Torto arado est le principal fil conducteur de la mise en scène. Le livre de Vieira Junior accompagne trois générations de la communauté quilombola du point de vue des sœurs narratrices et de l’encantada Santa Rita Pescadeira, entité du Jarê, religion syncrétique de la campagne bahianaise[21]. C’est là peut-être un des rares cas dans la littérature brésilienne où les personnages-narrateurs sont des femmes noires qui racontent les histoires d’oppression dont elles ont été victimes. On peut y voir la construction littéraire d’un contrediscours renforcé par des voix féminines descendantes d’esclaves, intimement liées à la terre qu’elles cultivent et sur laquelle elles n’ont pas de droits. Quand la trame raconte l’accident avec un couteau qui coupe la langue de Belonisia et l’empêche de parler, elle explicite l’impossibilité des personnes subalternisées de raconter leur histoire, passée sous silence pendant des générations.

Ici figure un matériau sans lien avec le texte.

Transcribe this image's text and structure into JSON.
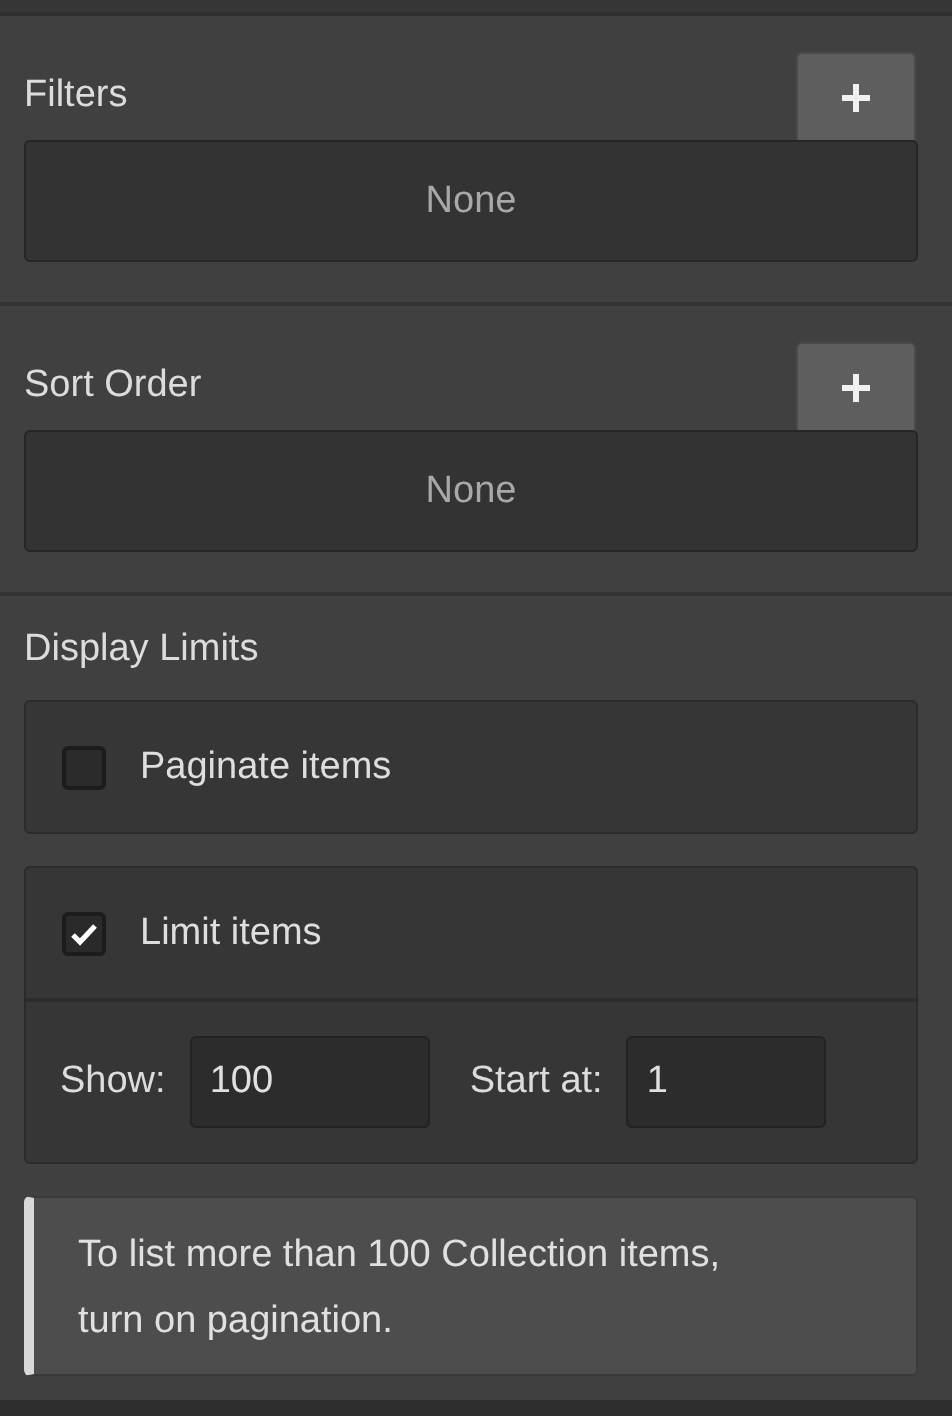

Incapable de parler, l’enfant développe une extrême sensibilité au monde qui l’entoure, qui la relie de plus en plus à la terre et aux savoirs ancestraux hérités du père. Sa sœur Bibiana prend une autre voie quand elle quitte la communauté pour devenir professeuse dans la banlieue d’une grande ville. Elle revient à Água Negra accompagnée de son mari, Severo des Santos, qui prend la tête du mouvement paysan revendiquant la propriété de la terre et est assassiné sur ordre des latifundiaires.
Selon un procédé récurrent dans son œuvre, Christiane Jatahy associe le personnage fictionnel de Severo à João Pedro Teixeira, leader paysan assassiné en 1962 durant la lutte pour la réforme agraire des ligues paysannes du Nordeste. Ce sont les images de Cabra marcado para morrer, où le cinéaste Eduardo Coutinho retrace la trajectoire de Teixeira, qui font le lien entre la mort réelle et la mort fictionnelle. Grâce à cette association, le militant du roman fonctionne comme une espèce de double du leader paysan.
Coutinho avait commencé le tournage du documentaire Cabra marcado para morrer en 1964. L’idée originale du cinéaste était de faire une reconstitution fictionnelle de l’action politique qui avait mené à l’assassinat du leader de la Ligue paysanne, avec les ouvriers agricoles jouant leurs propres rôles. Mais à la faveur du coup d’État d’extrême droite du 31 mars 1964, qui marqua le début de vingt ans de dictature au Brésil, l’armée encercla le site du tournage qui dut s’interrompre. Dix-sept ans plus tard, en 1981, Coutinho reprendra son projet et partira à la recherche d’Elizabeth Teixeira, la veuve de João Pedro, ainsi que des autres participants du film interrompu. À la reprise du projet, le thème central se déplacera pour s’intéresser à l’histoire des paysans qui, en visionnant les rushs du passé, raconteront leurs propres expériences. La méthode ethnographique donne un dense témoignage historique qui vient ramener les souvenirs des paysans-acteurs du premier Cabra et met en avant les divergences entre l’historiographie officielle et la mémoire retrouvée dans les récits des participants[22].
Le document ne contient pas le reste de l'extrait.